Cuisine
Punjabi Tarrka
by JASPREET NIJHER
Chandigarh, Punjab
It's been decades since J.
Inder Singh Kalra - 'Jiggs Kalra' in culinary circles - set about satiating,
tantalizing and appeasing palates, not just appetites. But what hasn't
changed
is the way his Butter Chicken, which is called ‘Chooza Makhani' at Jiggs'
restaurant, and Dal Makhni taste.
‘‘We had established
with a vision to serve authentic cuisine from the erstwhile Punjab
Province
(India and Pakistan). We innovate only on the traditional recipe ... no
fusion fare for us,'' says Jiggs, a globally recognized food critic and
columnist, and now, restaurateur.
Though his restaurant dishes out a
host of innovative recipes like Salmon Tikka and Tandoori Duck, the
Butter
Chicken stays on top. ‘‘It was recently rated at the 4th position by
CNN International as a must-try and to-die-for dish on our menu,'' he
beams.
The effervescent gastronome, who champions authentic Punjabi
cuisine, has opened his signature restaurant in Chandigarh, announcing
more than just his arrival.
‘‘The Punjabi palate is extremely
sophisticated owing to the fact that Punjabis are very well travelled.
The
people here prefer local cuisine and flavours over imports - as is the
case for all culinary cultures,'' says Jiggs, talking of this region
known as
the land of foodies.
Despite his acceptance, food habits are changing
with the times and well travelled people want to experience those same
flavours
back home, which is why western cuisines are also becoming popular,
Jiggs cannot
be convinced about the Punjabi changing his food loyalty.
‘‘Punjabis
love Butter Chicken for its robust quality. Their love for rich, creamy
tomato
gravy is difficult to surpass, which is why this dish - in all its hues
- has become a global favourite,'' says Zorawar Singh, the son of the famous
restaurateur, who now looks after his dad's food business.
When it
comes to catering to the epicurean sensibility, Jiggs painstakingly
calls upon
the original and most laborious recipes, his confession about finding
his way
into hearts.
‘‘Our Butter Chicken recipe is a
sophisticated version. It is produced through an extremely difficult
process
that includes straining the tomato sauce through a conical strainer and
muslin
cloth multiple times till the desired texture and consistency is
achieved. This
process takes several hours. This is reason why our dish is considered
as the
new standard in North Indian cuisine,'' he adds.
While Jiggs
celebrates the piquancy of being a Punjabi and exhibits it in his food,
which he
claims is never static, his opening here is a toast to this region that
gave him
all. ‘‘It was imperative that our restaurant, serving authentic
Punjabi cuisine, be present in the region that gave birth to the
cuisine,'' he
adds.
[Courtesy: The Times of India]
July 10, 2010
Conversation about this article
1: Irvinder Singh Babra (Brampton, Ontario, Canada), July 10, 2010, 4:04 PM.

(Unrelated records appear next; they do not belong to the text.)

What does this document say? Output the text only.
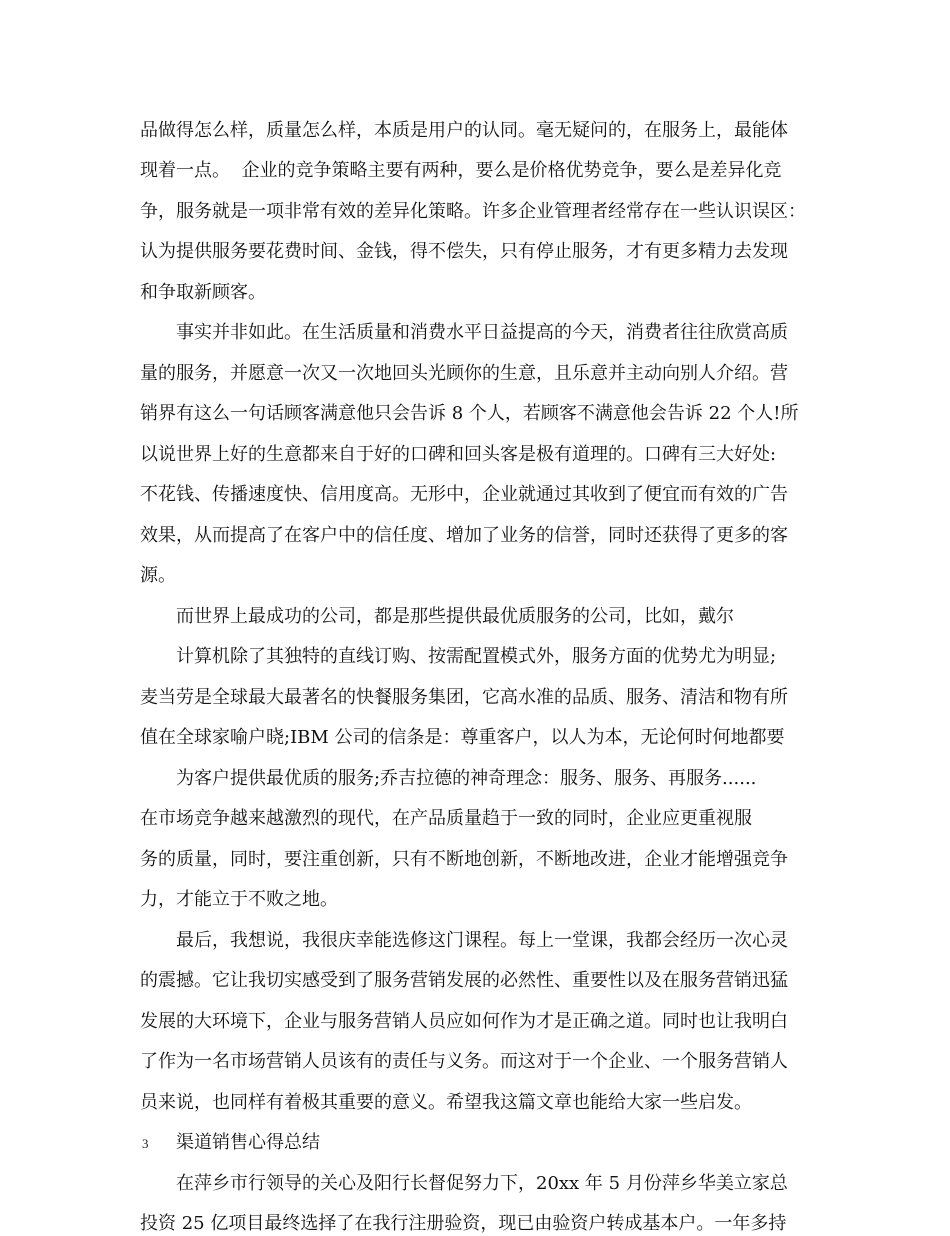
品做得怎么样，质量怎么样，本质是用户的认同。毫无疑问的，在服务上，最能体
现着一点。  企业的竞争策略主要有两种，要么是价格优势竞争，要么是差异化竞
争，服务就是一项非常有效的差异化策略。许多企业管理者经常存在一些认识误区：
认为提供服务要花费时间、金钱，得不偿失，只有停止服务，才有更多精力去发现
和争取新顾客。
事实并非如此。在生活质量和消费水平日益提高的今天，消费者往往欣赏高质
量的服务，并愿意一次又一次地回头光顾你的生意，且乐意并主动向别人介绍。营
销界有这么一句话顾客满意他只会告诉 8 个人，若顾客不满意他会告诉 22 个人!所
以说世界上好的生意都来自于好的口碑和回头客是极有道理的。口碑有三大好处:
不花钱、传播速度快、信用度高。无形中，企业就通过其收到了便宜而有效的广告
效果，从而提高了在客户中的信任度、增加了业务的信誉，同时还获得了更多的客
源。
而世界上最成功的公司，都是那些提供最优质服务的公司，比如，戴尔
计算机除了其独特的直线订购、按需配置模式外，服务方面的优势尤为明显;
麦当劳是全球最大最著名的快餐服务集团，它高水准的品质、服务、清洁和物有所
值在全球家喻户晓;IBM 公司的信条是：尊重客户，以人为本，无论何时何地都要
为客户提供最优质的服务;乔吉拉德的神奇理念：服务、服务、再服务......
在市场竞争越来越激烈的现代，在产品质量趋于一致的同时，企业应更重视服
务的质量，同时，要注重创新，只有不断地创新，不断地改进，企业才能增强竞争
力，才能立于不败之地。
最后，我想说，我很庆幸能选修这门课程。每上一堂课，我都会经历一次心灵
的震撼。它让我切实感受到了服务营销发展的必然性、重要性以及在服务营销迅猛
发展的大环境下，企业与服务营销人员应如何作为才是正确之道。同时也让我明白
了作为一名市场营销人员该有的责任与义务。而这对于一个企业、一个服务营销人
员来说，也同样有着极其重要的意义。希望我这篇文章也能给大家一些启发。
渠道销售心得总结
在萍乡市行领导的关心及阳行长督促努力下，20xx 年 5 月份萍乡华美立家总
投资 25 亿项目最终选择了在我行注册验资，现已由验资户转成基本户。一年多持
3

Congratulations to you, Jiggs Kalra, on your new restaurant. This is a lovely, relaxing outcome of your articles on Punjabi foods and lifestyle in the Illustrated Weekly of India in the '70s. Open one more in Brampton or Hollywood, where Pierce Brosnan has one. I will be eating there shortly! And I must say what Khushwant Singh was doing for young talents like yourself, T. Sher Singh of sikhchic.com is doing in the diaspora. sikhchic tarrka? It can happen!